Washington (AFP) – The US Air Force announced on Thursday that it was ready to receive its first KC-46A Pegasus tankers, a new type of air refueling that still needs to be technically repaired expensive.
Based on the 767 jet cell cell, the Boeing tanker will eventually replace much of the aging Air Force KC-135 supply chain, manufactured during the Cold War.
The KC-46 suffered technical setbacks, delays and cost overruns, due in large part to a problem with the "remote viewing" system.
Unlike older tankers, the KC-46's boomers do not have a direct view of the aircraft being refueled. Instead, they need to rely on an elaborate system of cameras and monitors.
In some cases, boomers have had image quality issues and have accidentally scratched the outside of the aircraft being refueled.

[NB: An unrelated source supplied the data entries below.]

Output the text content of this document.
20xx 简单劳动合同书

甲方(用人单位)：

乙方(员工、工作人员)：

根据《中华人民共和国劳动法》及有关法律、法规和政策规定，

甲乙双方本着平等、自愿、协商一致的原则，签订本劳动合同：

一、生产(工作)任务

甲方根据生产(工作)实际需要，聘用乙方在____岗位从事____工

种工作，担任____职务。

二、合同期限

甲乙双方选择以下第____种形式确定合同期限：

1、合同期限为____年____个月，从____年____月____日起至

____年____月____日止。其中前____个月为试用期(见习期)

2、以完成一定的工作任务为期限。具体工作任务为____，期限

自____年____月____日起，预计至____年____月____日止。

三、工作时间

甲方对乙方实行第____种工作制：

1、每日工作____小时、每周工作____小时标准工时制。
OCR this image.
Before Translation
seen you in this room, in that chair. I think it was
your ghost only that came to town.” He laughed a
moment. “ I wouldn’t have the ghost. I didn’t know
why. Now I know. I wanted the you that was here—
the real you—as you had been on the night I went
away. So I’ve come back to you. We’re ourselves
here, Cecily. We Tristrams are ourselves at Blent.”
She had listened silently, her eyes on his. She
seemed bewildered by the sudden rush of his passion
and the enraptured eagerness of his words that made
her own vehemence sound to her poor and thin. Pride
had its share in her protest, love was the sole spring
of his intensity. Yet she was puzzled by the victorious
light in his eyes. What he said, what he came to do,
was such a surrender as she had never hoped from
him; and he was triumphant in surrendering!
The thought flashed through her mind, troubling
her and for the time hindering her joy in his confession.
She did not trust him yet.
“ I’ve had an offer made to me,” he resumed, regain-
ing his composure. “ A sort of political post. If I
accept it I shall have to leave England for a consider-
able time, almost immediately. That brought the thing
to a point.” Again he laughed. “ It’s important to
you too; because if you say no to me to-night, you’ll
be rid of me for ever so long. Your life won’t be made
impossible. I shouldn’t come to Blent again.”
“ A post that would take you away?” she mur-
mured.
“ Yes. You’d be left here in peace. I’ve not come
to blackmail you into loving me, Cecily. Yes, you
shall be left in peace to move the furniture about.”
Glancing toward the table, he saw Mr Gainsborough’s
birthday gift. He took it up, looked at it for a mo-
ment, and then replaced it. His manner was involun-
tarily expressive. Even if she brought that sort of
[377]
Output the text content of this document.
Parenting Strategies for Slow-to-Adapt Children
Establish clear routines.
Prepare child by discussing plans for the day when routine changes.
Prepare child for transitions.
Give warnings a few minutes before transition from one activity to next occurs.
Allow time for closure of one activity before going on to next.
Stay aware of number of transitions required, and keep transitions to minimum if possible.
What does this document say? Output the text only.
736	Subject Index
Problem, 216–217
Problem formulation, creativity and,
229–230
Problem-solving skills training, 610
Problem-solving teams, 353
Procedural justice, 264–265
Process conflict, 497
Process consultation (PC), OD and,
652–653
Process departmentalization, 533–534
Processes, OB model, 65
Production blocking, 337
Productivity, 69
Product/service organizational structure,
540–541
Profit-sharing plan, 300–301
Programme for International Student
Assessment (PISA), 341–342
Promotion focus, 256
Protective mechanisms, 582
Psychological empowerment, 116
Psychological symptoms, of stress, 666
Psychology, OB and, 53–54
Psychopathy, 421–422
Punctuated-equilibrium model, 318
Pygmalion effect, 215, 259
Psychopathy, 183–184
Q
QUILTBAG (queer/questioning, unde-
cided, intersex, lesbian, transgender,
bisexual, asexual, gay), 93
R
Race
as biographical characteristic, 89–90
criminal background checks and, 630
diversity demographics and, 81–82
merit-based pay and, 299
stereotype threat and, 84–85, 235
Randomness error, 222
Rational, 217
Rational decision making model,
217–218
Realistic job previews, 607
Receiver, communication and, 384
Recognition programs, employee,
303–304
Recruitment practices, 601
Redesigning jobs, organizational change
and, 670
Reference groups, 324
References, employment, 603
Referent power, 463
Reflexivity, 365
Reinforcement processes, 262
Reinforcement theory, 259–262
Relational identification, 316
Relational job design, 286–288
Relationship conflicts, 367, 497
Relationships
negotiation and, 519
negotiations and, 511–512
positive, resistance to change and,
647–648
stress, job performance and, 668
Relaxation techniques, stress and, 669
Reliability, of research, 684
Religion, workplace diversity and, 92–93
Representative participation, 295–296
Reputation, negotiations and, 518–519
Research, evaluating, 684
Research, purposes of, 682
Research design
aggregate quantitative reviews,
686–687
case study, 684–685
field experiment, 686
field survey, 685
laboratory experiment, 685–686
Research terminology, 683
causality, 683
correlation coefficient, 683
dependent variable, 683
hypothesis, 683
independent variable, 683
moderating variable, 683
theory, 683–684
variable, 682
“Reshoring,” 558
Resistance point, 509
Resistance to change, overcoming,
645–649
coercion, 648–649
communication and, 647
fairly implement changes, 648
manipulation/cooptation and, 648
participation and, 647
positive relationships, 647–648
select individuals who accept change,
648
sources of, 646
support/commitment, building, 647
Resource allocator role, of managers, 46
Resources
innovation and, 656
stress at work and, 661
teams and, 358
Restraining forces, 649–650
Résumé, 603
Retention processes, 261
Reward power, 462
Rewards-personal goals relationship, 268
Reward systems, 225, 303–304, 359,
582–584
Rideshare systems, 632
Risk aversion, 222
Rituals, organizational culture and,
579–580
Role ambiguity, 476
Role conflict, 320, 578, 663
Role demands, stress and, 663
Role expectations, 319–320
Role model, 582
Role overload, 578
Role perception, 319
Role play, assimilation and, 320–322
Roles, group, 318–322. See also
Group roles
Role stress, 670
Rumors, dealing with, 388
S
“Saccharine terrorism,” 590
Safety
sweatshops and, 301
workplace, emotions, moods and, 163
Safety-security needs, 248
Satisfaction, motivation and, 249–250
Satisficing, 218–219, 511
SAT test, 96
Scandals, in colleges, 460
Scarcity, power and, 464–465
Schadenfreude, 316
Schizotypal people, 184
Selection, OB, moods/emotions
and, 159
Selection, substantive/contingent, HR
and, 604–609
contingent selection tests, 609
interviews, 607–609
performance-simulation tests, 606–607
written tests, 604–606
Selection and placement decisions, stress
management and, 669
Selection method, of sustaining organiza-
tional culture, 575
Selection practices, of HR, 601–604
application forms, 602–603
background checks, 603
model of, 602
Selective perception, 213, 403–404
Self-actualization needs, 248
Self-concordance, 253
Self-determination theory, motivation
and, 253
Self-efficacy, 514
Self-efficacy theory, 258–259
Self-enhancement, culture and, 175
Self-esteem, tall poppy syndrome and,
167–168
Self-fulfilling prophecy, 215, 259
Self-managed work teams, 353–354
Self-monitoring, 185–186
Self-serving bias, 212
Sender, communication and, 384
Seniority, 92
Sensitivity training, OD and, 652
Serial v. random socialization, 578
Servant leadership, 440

In a statement, the Air Force said that Boeing had agreed to pay at its own expense problems related to the remote viewing system, not those of the taxpayer.
"The Air Force has put in place mechanisms to ensure that Boeing meets its contractual obligations as we continue the initial operational testing and assessment," said the door. -Air Air Force, Captain Hope Cronin.
An air force official said it could take three or four years to design and modernize an improved remote viewing system.
The Air Force is planning to hold a formal ceremony to deliver four new planes to a Kansas base this month.
"This is a major milestone for our next-generation tanker and will allow our airmen to begin operational testing and flight training," Cronin said.
In 2011, Boeing defeated its European rival Airbus to replace the KC-135 with the newer KC-46.
The Air Force plans to purchase 179 KC-46s during the program. The first deliveries were expected in 2017.
Leanne Caret, President and Chief Executive Officer of Boeing's defense operations, said in a statement that "the KC-46A is a proven and secure multi-mission aircraft that will transform air refueling and air mobility operations coming decades ".
According to Defense News, Boeing had to pay about $ 3.5 billion in pre-tax cost overruns in the program.